In the 2010s, Apple set the pace for the supply chain. In the late 2020s, Nvidia, hyperscalers, and AI infrastructure now dictate pricing, allocation, and long‑term capacity planning.
Gastwirth summarizes the generational shift in tech supply chain power, marking the transition from the smartphone era dominated by Apple to the AI era controlled by Nvidia and cloud computing giants.
Our Take
This story reveals how AI infrastructure has become the most strategically important segment in technology, surpassing even the smartphone market that defined the 2010s. The fact that TSMC—Apple’s most critical supplier—now derives 58% of revenue from AI chips represents a tipping point. What’s particularly striking is the willingness of AI customers to lock in long-term contracts and pre-pay for capacity, demonstrating confidence in sustained AI demand that smartphone makers cannot match. This supply chain realignment could create a self-reinforcing cycle: as AI companies secure preferential access to cutting-edge components, they’ll maintain technological advantages that further justify their supply chain priority. Apple’s loss of leverage suggests we’re witnessing not just a product cycle shift, but a fundamental reordering of power in the technology industry where AI infrastructure companies are becoming the new kingmakers.
Why This Matters
This represents a fundamental power shift in the global technology ecosystem with far-reaching implications. For over a decade, Apple’s massive scale gave it unparalleled leverage over suppliers, enabling better pricing, guaranteed capacity, and the ability to shape product roadmaps across the industry. That advantage is now transferring to AI infrastructure companies.

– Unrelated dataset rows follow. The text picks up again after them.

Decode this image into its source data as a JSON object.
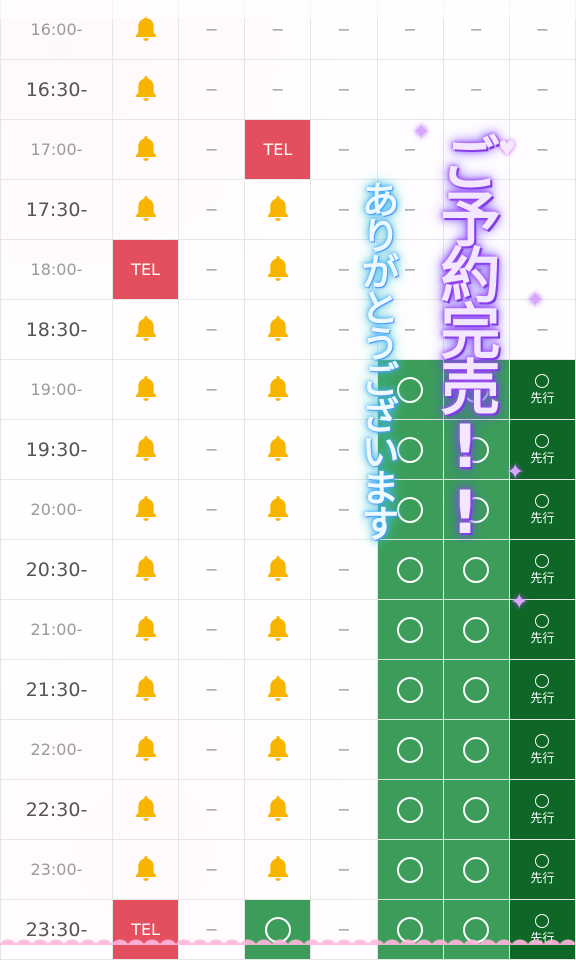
{
  "table": {
    "rows": [
      {
        "time": "16:00-",
        "cells": [
          "bell",
          "-",
          "-",
          "-",
          "-",
          "-",
          "-"
        ]
      },
      {
        "time": "16:30-",
        "cells": [
          "bell",
          "-",
          "-",
          "-",
          "-",
          "-",
          "-"
        ]
      },
      {
        "time": "17:00-",
        "cells": [
          "bell",
          "-",
          "TEL",
          "-",
          "-",
          "-",
          "-"
        ]
      },
      {
        "time": "17:30-",
        "cells": [
          "bell",
          "-",
          "bell",
          "-",
          "-",
          "-",
          "-"
        ]
      },
      {
        "time": "18:00-",
        "cells": [
          "TEL",
          "-",
          "bell",
          "-",
          "-",
          "-",
          "-"
        ]
      },
      {
        "time": "18:30-",
        "cells": [
          "bell",
          "-",
          "bell",
          "-",
          "-",
          "-",
          "-"
        ]
      },
      {
        "time": "19:00-",
        "cells": [
          "bell",
          "-",
          "bell",
          "-",
          "circle",
          "circle",
          "adv"
        ]
      },
      {
        "time": "19:30-",
        "cells": [
          "bell",
          "-",
          "bell",
          "-",
          "circle",
          "circle",
          "adv"
        ]
      },
      {
        "time": "20:00-",
        "cells": [
          "bell",
          "-",
          "bell",
          "-",
          "circle",
          "circle",
          "adv"
        ]
      },
      {
        "time": "20:30-",
        "cells": [
          "bell",
          "-",
          "bell",
          "-",
          "circle",
          "circle",
          "adv"
        ]
      },
      {
        "time": "21:00-",
        "cells": [
          "bell",
          "-",
          "bell",
          "-",
          "circle",
          "circle",
          "adv"
        ]
      },
      {
        "time": "21:30-",
        "cells": [
          "bell",
          "-",
          "bell",
          "-",
          "circle",
          "circle",
          "adv"
        ]
      },
      {
        "time": "22:00-",
        "cells": [
          "bell",
          "-",
          "bell",
          "-",
          "circle",
          "circle",
          "adv"
        ]
      },
      {
        "time": "22:30-",
        "cells": [
          "bell",
          "-",
          "bell",
          "-",
          "circle",
          "circle",
          "adv"
        ]
      },
      {
        "time": "23:00-",
        "cells": [
          "bell",
          "-",
          "bell",
          "-",
          "circle",
          "circle",
          "adv"
        ]
      },
      {
        "time": "23:30-",
        "cells": [
          "TEL",
          "-",
          "circle",
          "-",
          "circle",
          "circle",
          "adv"
        ]
      }
    ],
    "labels": {
      "tel": "TEL",
      "dash": "−",
      "advance": "先行"
    }
  },
  "overlay": {
    "main_text": "ご予約完売!!",
    "sub_text": "ありがとうございます"
  },
  "colors": {
    "tel_red": "#e34f5d",
    "bell_yellow": "#f7b500",
    "green_light": "#3c9d5a",
    "green_mid": "#1d7a36",
    "green_dark": "#0e6726"
  },
  "icons": {
    "bell": "bell-icon",
    "circle": "available-circle-icon"
  }
}
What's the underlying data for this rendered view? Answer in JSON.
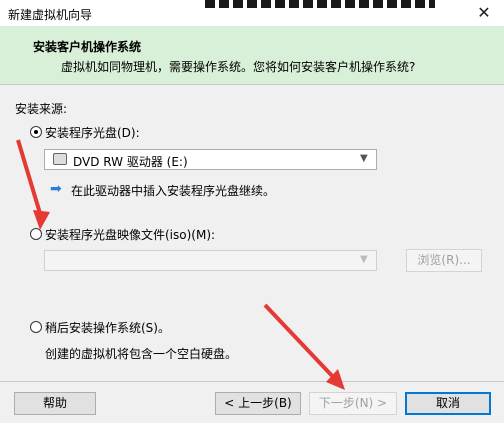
{
  "window": {
    "title": "新建虚拟机向导"
  },
  "header": {
    "title": "安装客户机操作系统",
    "subtitle": "虚拟机如同物理机，需要操作系统。您将如何安装客户机操作系统?"
  },
  "install_source": {
    "label": "安装来源:",
    "option_disc": {
      "label": "安装程序光盘(D):",
      "selected": true
    },
    "drive_select": {
      "value": "DVD RW 驱动器 (E:)"
    },
    "info_message": "在此驱动器中插入安装程序光盘继续。",
    "option_iso": {
      "label": "安装程序光盘映像文件(iso)(M):",
      "selected": false
    },
    "iso_path": {
      "value": ""
    },
    "browse_label": "浏览(R)...",
    "option_later": {
      "label": "稍后安装操作系统(S)。",
      "selected": false
    },
    "later_desc": "创建的虚拟机将包含一个空白硬盘。"
  },
  "footer": {
    "help_label": "帮助",
    "back_label": "< 上一步(B)",
    "next_label": "下一步(N) >",
    "cancel_label": "取消"
  },
  "colors": {
    "header_bg": "#d8efd8",
    "accent": "#0078d7",
    "annotation_arrow": "#e53935"
  },
  "icons": [
    "close-icon",
    "disc-drive-icon",
    "chevron-down-icon",
    "info-arrow-icon"
  ]
}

The shift signals that AI infrastructure has become the most lucrative segment in tech hardware, attracting the highest margins and fastest growth. Suppliers naturally follow the money, and AI customers are proving both wealthier and more willing to commit to long-term contracts with premium pricing. This could accelerate AI development while potentially slowing innovation in consumer devices as resources reallocate.
For businesses and consumers, this means AI capabilities will increasingly determine which companies can secure critical components, potentially affecting product availability, pricing, and innovation timelines across the tech industry. The companies controlling AI infrastructure—Nvidia, Amazon, Microsoft, and Google—are consolidating power not just in software and services, but in the fundamental hardware supply chain that underpins all of technology.